Des études récentes en laboratoires ont aussi démontré que les résidus laissés au sol pouvaient potentiellement affecter les quantités de P lessivés (McDowell et McGregor, 1980, Timmons, 1973), particulièrement après une période de gel et de dégel (Bechmann et al., 2005). Cermak et al., (2004) ont effectué des mesures de lessivage et de fixation du N et P de résidus de maïs, de soya et de blé placés dans des solutions contenant des nutriments organiques. La concentration en nutriments des résidus et de la solution ainsi que le temps de contact entre résidus et la solution ont été utilisés pour évaluer le lessivage et la fixation des différents types de culture. Leurs résultats démontrent que le maïs et le soya pourraient contribuer au lessivage du P alors que le blé semble avoir le potentiel de fixer le PO4-P.

Trois modes de transport :

• Attaché aux particules de sols érodées en surface

o Principal vecteur du tranport du P sur sols nus et cultures non herbagères o Biodisponibilité variable (10-80%)

• Dissous dans le ruissellement de surface

o Principal vecteur du tranport du P sur cultures herbagères o Principalement biodisponible (> 90 %)

• Souterrainement sous formes dissoutes ou particulaires

o Peut évacuer la majeure partie des écoulements annuels d’eaux o N’est pas le vecteur principal des exportations de P

o La forme dissoute domine généralement, sauf lorsqu’il y a écoulement préféretiel par les fentes de retrait. À ce moment, le P particulaire peut dominer.
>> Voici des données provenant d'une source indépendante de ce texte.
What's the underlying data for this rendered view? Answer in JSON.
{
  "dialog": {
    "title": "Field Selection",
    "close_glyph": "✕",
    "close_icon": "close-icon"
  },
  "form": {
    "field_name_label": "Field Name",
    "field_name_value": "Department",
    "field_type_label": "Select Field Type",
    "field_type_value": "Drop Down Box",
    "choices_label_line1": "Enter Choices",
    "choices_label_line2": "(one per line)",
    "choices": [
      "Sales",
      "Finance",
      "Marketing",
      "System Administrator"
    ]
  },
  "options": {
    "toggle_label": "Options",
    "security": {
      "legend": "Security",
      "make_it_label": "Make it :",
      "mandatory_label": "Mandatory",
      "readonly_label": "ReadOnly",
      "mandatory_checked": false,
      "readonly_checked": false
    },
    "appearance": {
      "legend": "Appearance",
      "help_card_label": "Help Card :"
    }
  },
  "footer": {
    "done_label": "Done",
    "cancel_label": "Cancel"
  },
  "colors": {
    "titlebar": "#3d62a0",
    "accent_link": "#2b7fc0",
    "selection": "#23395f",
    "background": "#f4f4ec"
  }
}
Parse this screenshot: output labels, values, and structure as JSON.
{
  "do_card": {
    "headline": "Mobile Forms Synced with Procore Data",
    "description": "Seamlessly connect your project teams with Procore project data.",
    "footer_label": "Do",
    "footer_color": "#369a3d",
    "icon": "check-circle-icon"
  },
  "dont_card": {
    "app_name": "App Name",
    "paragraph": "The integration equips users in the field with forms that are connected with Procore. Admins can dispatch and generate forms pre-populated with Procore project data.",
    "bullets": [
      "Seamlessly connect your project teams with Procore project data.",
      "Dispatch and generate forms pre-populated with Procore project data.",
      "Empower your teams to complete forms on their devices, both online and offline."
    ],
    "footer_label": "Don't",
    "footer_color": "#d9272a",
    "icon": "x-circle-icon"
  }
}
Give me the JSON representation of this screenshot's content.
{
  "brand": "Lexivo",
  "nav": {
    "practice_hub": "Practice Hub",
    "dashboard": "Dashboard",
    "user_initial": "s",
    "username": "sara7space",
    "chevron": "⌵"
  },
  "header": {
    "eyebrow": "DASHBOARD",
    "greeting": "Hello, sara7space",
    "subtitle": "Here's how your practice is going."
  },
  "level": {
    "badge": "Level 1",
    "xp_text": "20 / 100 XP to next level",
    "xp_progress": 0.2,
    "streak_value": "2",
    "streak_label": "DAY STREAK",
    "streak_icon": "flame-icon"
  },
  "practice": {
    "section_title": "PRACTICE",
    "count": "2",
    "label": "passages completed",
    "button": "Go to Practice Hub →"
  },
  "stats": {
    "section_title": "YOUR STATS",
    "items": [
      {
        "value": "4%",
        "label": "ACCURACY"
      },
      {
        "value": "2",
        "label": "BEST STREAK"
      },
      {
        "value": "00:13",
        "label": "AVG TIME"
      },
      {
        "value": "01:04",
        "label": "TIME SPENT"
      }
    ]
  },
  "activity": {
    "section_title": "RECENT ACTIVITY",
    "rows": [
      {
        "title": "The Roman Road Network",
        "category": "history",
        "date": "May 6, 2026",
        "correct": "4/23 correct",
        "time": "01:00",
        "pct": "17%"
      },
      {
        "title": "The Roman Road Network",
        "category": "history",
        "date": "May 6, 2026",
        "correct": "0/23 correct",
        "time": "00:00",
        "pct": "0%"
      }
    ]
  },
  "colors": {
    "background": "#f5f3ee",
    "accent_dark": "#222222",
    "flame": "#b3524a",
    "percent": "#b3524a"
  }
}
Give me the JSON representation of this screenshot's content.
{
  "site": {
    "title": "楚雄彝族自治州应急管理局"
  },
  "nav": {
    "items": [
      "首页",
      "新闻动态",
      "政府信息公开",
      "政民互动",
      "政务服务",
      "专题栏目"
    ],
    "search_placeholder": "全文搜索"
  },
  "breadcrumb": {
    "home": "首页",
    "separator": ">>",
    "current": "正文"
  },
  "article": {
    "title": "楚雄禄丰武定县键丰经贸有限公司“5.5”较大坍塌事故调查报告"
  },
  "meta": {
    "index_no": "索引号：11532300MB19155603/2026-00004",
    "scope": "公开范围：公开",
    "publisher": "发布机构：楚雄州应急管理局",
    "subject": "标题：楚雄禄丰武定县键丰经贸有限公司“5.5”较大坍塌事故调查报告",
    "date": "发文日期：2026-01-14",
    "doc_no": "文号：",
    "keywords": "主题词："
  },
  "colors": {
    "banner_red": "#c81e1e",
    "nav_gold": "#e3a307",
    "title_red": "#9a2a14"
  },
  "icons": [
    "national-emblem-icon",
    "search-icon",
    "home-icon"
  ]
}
Hydrologie à surface variable :

• La majeure partie du ruissellement des bassins versants ne provient que d’une petite proportion du territoire, généralement située en position basse, près des cours d’eau (30-60 m).

• En conséquence l’érosion et de le phosphore dissous et particulaire transportés en surface par le ruissellement et les sédiments proviennent d’environ 15 % de la superficie des bassins versants.

Temporalité :

• Fonte de neige produit la majorité du ruissellement (> 50 %) et des exportations de sédiment, de phosphore total et d’orthoposphates (> 89 %).

• La majorité des exportations de sédiment et de P (>75 %), provient de périodes de temps représentant moins de 10% de l’année et surtout situées en périodes de fonte.